I recently watched a commercial featuring an abused animal; the tagline was “What if the person on whom you most dependent is the one you fear the most?”
Is this the way you feel about your manager?
Gallup poll research (conducted in a sample of one million workers) found that the number one reason people leave jobs is their immediate supervisor. Employees cite bullying, managerial incompetence, inadequate compensation, and harassment as primary reasons for their departure.

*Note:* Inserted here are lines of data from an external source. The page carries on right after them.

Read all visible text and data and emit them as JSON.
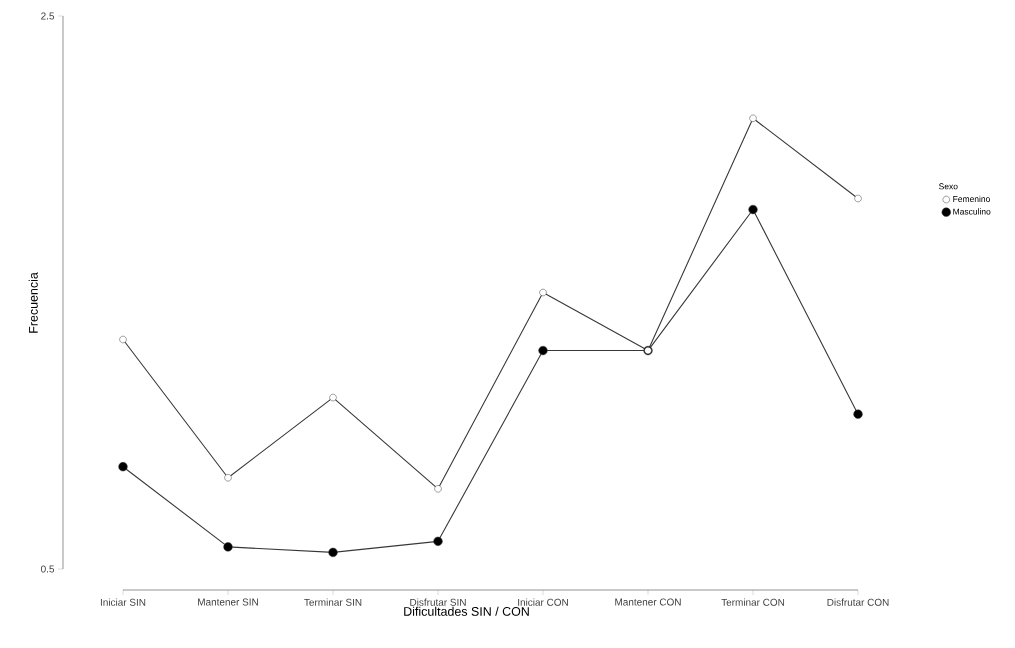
{
  "chart_data": {
    "type": "line",
    "xlabel": "Dificultades SIN / CON",
    "ylabel": "Frecuencia",
    "legend_title": "Sexo",
    "categories": [
      "Iniciar SIN",
      "Mantener SIN",
      "Terminar SIN",
      "Disfrutar SIN",
      "Iniciar CON",
      "Mantener CON",
      "Terminar CON",
      "Disfrutar CON"
    ],
    "series": [
      {
        "name": "Femenino",
        "color": "#ffffff",
        "values": [
          1.33,
          0.83,
          1.12,
          0.79,
          1.5,
          1.29,
          2.13,
          1.84
        ]
      },
      {
        "name": "Masculino",
        "color": "#000000",
        "values": [
          0.87,
          0.58,
          0.56,
          0.6,
          1.29,
          1.29,
          1.8,
          1.06
        ]
      }
    ],
    "ylim": [
      0.5,
      2.5
    ],
    "yticks": [
      0.5,
      2.5
    ],
    "legend": "right",
    "marker": "circle",
    "line_style": "solid",
    "grid": false
  }
}
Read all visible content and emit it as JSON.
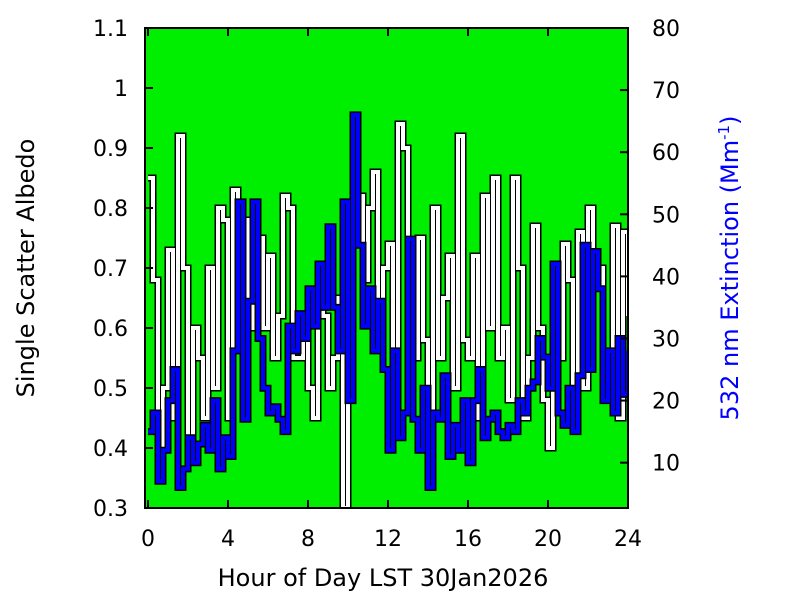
{
  "chart_data": {
    "type": "line",
    "title": "",
    "xlabel": "Hour of Day LST 30Jan2026",
    "ylabel": "Single Scatter Albedo",
    "y2label_main": "532 nm Extinction (Mm",
    "y2label_sup": "-1",
    "y2label_close": ")",
    "xlim": [
      -0.15,
      24
    ],
    "ylim": [
      0.3,
      1.1
    ],
    "y2lim": [
      2.7,
      80
    ],
    "xticks": [
      "0",
      "4",
      "8",
      "12",
      "16",
      "20",
      "24"
    ],
    "xtick_values": [
      0,
      4,
      8,
      12,
      16,
      20,
      24
    ],
    "yticks": [
      "0.3",
      "0.4",
      "0.5",
      "0.6",
      "0.7",
      "0.8",
      "0.9",
      "1",
      "1.1"
    ],
    "ytick_values": [
      0.3,
      0.4,
      0.5,
      0.6,
      0.7,
      0.8,
      0.9,
      1.0,
      1.1
    ],
    "y2ticks": [
      "10",
      "20",
      "30",
      "40",
      "50",
      "60",
      "70",
      "80"
    ],
    "y2tick_values": [
      10,
      20,
      30,
      40,
      50,
      60,
      70,
      80
    ],
    "background": "#00ee00",
    "grid": false,
    "x_step_hours": 0.25,
    "series": [
      {
        "name": "Single Scatter Albedo",
        "axis": "left",
        "color": "#ffffff",
        "values": [
          0.85,
          0.68,
          0.35,
          0.5,
          0.73,
          0.45,
          0.92,
          0.7,
          0.4,
          0.6,
          0.55,
          0.45,
          0.7,
          0.5,
          0.8,
          0.78,
          0.45,
          0.83,
          0.65,
          0.55,
          0.78,
          0.6,
          0.75,
          0.6,
          0.72,
          0.55,
          0.62,
          0.82,
          0.8,
          0.55,
          0.55,
          0.6,
          0.5,
          0.45,
          0.68,
          0.62,
          0.5,
          0.55,
          0.65,
          0.3,
          0.62,
          0.95,
          0.82,
          0.68,
          0.8,
          0.86,
          0.6,
          0.7,
          0.74,
          0.45,
          0.94,
          0.9,
          0.6,
          0.55,
          0.75,
          0.58,
          0.4,
          0.8,
          0.55,
          0.65,
          0.72,
          0.5,
          0.92,
          0.58,
          0.55,
          0.72,
          0.45,
          0.82,
          0.6,
          0.85,
          0.55,
          0.6,
          0.48,
          0.85,
          0.7,
          0.45,
          0.55,
          0.77,
          0.6,
          0.48,
          0.4,
          0.5,
          0.55,
          0.74,
          0.68,
          0.45,
          0.76,
          0.5,
          0.8,
          0.68,
          0.7,
          0.48,
          0.55,
          0.77,
          0.45,
          0.76,
          0.62
        ]
      },
      {
        "name": "532 nm Extinction",
        "axis": "right",
        "color": "#0000ff",
        "values": [
          15,
          18,
          7,
          12,
          20,
          25,
          6,
          9,
          14,
          10,
          13,
          16,
          12,
          20,
          9,
          14,
          11,
          28,
          52,
          17,
          36,
          52,
          30,
          22,
          18,
          19,
          17,
          15,
          32,
          28,
          34,
          30,
          38,
          32,
          42,
          35,
          48,
          35,
          28,
          52,
          20,
          66,
          45,
          32,
          38,
          28,
          36,
          25,
          12,
          28,
          14,
          18,
          46,
          17,
          12,
          22,
          6,
          18,
          17,
          24,
          11,
          16,
          12,
          20,
          10,
          20,
          25,
          14,
          17,
          18,
          15,
          14,
          16,
          15,
          20,
          18,
          22,
          23,
          30,
          27,
          22,
          42,
          18,
          16,
          22,
          15,
          24,
          45,
          25,
          44,
          38,
          20,
          28,
          18,
          30,
          21,
          28
        ]
      }
    ]
  }
}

Fear is a depleting emotion that saps workers’ strength, and incites cautious and overly careful behavior – not the stuff of which innovations are made. Organizations that realize mistakes are part of the creative process do not create worker paranoia, nervous anticipation, or fear of success. They instead act as confidence boosters, giving people the benefit of the doubt before leveling blame. Where the rubber meets the road is in interpersonal behavior: e.g., do you feel comfortable approaching your manager with a problem? If the majority of your interaction with him or her is negative (or if he or she rarely condescends to speak with you), then probably not. People do better when they’re buoyed instead of berated. A bureaucrat’s goal is containment – simply getting you out of sight and out of mind.
In bureaucratic firms a primary activity is avoiding rule infraction. This becomes problematic when not offending the powers that be is more important than doing your job. In abusive cultures, workers spend much of their time expecting a spanking. If you’re a supervisor, don’t be so controlling that you squeeze the life out of your subordinates. Like creatures in a maze that are continually punished, your employees will then become paralyzed.

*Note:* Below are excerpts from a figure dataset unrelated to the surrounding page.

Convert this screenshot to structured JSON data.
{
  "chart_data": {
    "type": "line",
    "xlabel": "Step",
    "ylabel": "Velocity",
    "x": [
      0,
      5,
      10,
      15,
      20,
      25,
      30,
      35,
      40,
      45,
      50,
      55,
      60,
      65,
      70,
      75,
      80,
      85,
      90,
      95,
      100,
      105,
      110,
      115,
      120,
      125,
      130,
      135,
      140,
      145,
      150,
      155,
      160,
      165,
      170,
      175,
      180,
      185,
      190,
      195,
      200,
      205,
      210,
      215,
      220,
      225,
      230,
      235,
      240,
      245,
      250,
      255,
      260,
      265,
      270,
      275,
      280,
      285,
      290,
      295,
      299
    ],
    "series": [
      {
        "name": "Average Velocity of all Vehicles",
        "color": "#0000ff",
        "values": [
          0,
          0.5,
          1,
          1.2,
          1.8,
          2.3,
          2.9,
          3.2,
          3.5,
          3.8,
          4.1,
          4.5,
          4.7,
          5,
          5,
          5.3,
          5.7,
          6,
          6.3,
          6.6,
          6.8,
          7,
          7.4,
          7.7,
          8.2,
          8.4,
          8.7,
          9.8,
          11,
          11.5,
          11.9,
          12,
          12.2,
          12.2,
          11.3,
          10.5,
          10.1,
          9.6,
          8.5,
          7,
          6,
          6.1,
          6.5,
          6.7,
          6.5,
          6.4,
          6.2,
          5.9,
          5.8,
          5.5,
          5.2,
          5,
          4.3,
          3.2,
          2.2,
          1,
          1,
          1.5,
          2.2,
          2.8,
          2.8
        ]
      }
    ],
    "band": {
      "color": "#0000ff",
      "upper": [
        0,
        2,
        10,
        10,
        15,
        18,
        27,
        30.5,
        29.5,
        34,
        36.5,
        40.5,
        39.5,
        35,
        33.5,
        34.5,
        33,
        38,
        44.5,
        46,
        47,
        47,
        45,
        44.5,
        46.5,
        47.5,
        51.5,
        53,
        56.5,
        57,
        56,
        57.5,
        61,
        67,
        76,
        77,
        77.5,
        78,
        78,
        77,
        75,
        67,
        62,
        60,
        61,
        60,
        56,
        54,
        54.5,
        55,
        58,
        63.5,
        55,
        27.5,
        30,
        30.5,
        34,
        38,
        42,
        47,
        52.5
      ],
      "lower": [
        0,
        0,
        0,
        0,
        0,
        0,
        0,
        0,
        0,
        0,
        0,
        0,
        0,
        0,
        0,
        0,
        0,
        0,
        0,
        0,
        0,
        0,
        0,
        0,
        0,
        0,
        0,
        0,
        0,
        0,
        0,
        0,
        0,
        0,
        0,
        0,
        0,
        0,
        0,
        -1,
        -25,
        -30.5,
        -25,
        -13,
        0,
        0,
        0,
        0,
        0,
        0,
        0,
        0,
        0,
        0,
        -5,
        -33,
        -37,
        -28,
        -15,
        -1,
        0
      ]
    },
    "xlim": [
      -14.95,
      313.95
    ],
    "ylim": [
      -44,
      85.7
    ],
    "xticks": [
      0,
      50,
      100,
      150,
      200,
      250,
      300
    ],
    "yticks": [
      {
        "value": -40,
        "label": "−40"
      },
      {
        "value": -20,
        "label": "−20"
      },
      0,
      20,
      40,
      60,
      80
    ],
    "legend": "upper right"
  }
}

What if their goal was instead obtaining praise? Some companies have gone the opposite direction in terms of how they treat their workers. A notable example is Southwest Airlines, which not only defends team members against unruly customers, but espouses the philosophy of “luv,” where workers act as a support system for one another. In cultures that celebrate employees, human conduit is not handsomely rewarded.

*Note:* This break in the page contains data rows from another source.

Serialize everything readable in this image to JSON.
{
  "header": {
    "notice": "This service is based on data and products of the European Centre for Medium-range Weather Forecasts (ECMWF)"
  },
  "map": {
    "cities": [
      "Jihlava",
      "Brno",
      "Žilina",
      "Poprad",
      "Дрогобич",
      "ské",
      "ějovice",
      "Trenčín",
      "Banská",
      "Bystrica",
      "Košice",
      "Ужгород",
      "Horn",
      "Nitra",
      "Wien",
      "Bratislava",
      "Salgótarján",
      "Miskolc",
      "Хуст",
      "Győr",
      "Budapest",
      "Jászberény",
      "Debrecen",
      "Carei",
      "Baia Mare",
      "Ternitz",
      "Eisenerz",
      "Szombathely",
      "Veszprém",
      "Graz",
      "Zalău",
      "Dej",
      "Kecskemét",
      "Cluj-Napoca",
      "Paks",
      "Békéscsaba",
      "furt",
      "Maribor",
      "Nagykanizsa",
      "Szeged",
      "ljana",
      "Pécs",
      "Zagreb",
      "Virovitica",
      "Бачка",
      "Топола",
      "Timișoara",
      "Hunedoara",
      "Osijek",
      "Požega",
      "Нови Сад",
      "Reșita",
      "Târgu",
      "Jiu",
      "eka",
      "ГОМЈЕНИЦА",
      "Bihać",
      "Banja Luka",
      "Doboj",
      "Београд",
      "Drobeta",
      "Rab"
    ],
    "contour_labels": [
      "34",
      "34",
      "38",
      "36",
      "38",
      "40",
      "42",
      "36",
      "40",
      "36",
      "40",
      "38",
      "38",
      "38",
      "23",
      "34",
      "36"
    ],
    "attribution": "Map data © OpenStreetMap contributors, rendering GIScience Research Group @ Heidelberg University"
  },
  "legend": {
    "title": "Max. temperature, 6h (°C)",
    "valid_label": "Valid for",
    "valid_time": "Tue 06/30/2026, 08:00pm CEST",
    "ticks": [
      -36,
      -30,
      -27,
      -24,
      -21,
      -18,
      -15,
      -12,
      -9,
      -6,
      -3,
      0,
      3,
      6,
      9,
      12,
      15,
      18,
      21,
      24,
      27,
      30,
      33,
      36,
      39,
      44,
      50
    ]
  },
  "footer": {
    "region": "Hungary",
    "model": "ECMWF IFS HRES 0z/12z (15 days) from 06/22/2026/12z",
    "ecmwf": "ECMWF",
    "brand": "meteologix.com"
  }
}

The late Mary Kay Ash argued that people need praise as a thirsty plant needs water. She explains that for the most part, we are compliment starved. In my posting Compliments are a rare commodity, I mention that kind words are a powerful motivator, and that “warm fuzzies in writing” stoke the fuel of our creative fires. Have you acknowledged a coworker today? If not, take the time and connect with your fellow comrades through an appreciation of their talents. In the spirit of “what goes around comes around” your kindness will be rewarded.